Maintaining the ballot box theme, we’ve got the skinny on the five multimillion-dollar bond issues. They all passed and the Maine Maritime Academy in Castine, for one, is happy. Front Page.
So is that guy at the bar singing “Oh My Darling” plastered or just sentimental? How’s a bartender to tell? Turns out you can take a class in sobriety detection. We took it and we’re here to share our notes. Page 1.
Speaking of drinks, bourbon and water just got more expensive in Stonington. Not the bourbon ... the water! Water rates are going up 41 percent. Want to know why? Read on.
And we are proud to announce that our award-winning Health Quarterly magazine section is included in this week’s paper. It is, once again, brilliant, accessible and helpful ... much like the people who answer the phones here.

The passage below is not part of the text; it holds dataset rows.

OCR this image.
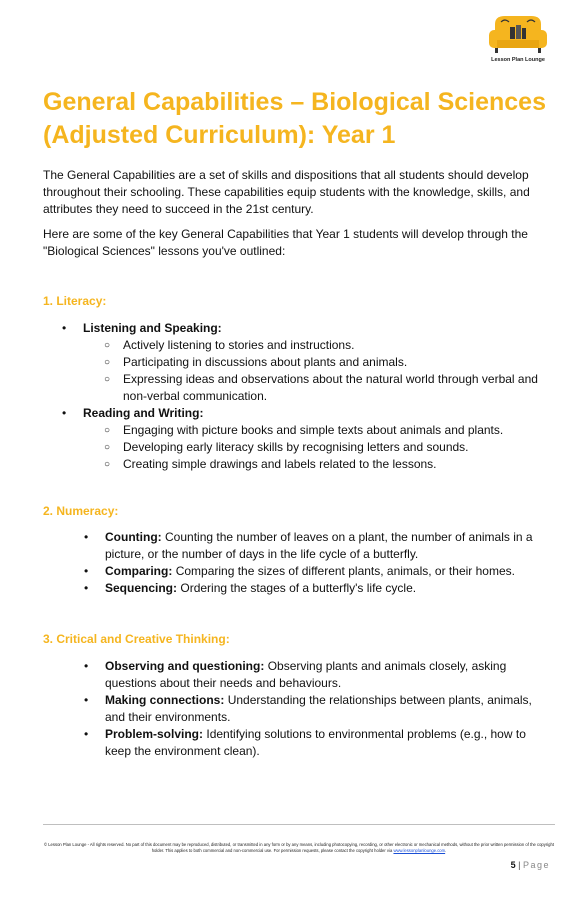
Lesson Plan Lounge
General Capabilities – Biological Sciences (Adjusted Curriculum): Year 1

The General Capabilities are a set of skills and dispositions that all students should develop throughout their schooling. These capabilities equip students with the knowledge, skills, and attributes they need to succeed in the 21st century.

Here are some of the key General Capabilities that Year 1 students will develop through the "Biological Sciences" lessons you've outlined:

1. Literacy:
• Listening and Speaking:
○ Actively listening to stories and instructions.
○ Participating in discussions about plants and animals.
○ Expressing ideas and observations about the natural world through verbal and non-verbal communication.
• Reading and Writing:
○ Engaging with picture books and simple texts about animals and plants.
○ Developing early literacy skills by recognising letters and sounds.
○ Creating simple drawings and labels related to the lessons.
2. Numeracy:
• Counting: Counting the number of leaves on a plant, the number of animals in a picture, or the number of days in the life cycle of a butterfly.
• Comparing: Comparing the sizes of different plants, animals, or their homes.
• Sequencing: Ordering the stages of a butterfly's life cycle.
3. Critical and Creative Thinking:
• Observing and questioning: Observing plants and animals closely, asking questions about their needs and behaviours.
• Making connections: Understanding the relationships between plants, animals, and their environments.
• Problem-solving: Identifying solutions to environmental problems (e.g., how to keep the environment clean).

© Lesson Plan Lounge - All rights reserved. No part of this document may be reproduced, distributed, or transmitted in any form or by any means, including photocopying, recording, or other electronic or mechanical methods, without the prior written permission of the copyright holder. This applies to both commercial and non-commercial use. For permission requests, please contact the copyright holder via www.lessonplanlounge.com.

5 | Page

It’s all in The American ... The Ellsworth American ... serving the community since 1851, the year Mary Shelley died. Born in 1797, her parents were famous for their radical ways. Her father, William Godwin, was an atheist and anarchist. Her mother, Mary Wollstonecraft, may well have been the first active feminist. Mary was surrounded by writers and poets, which explains how she met Percy Bysshe Shelley in 1814. They married in 1816, after Percy's first wife committed suicide. Mary Shelley's first and most important work was “Frankenstein,” which she wrote when she was 19.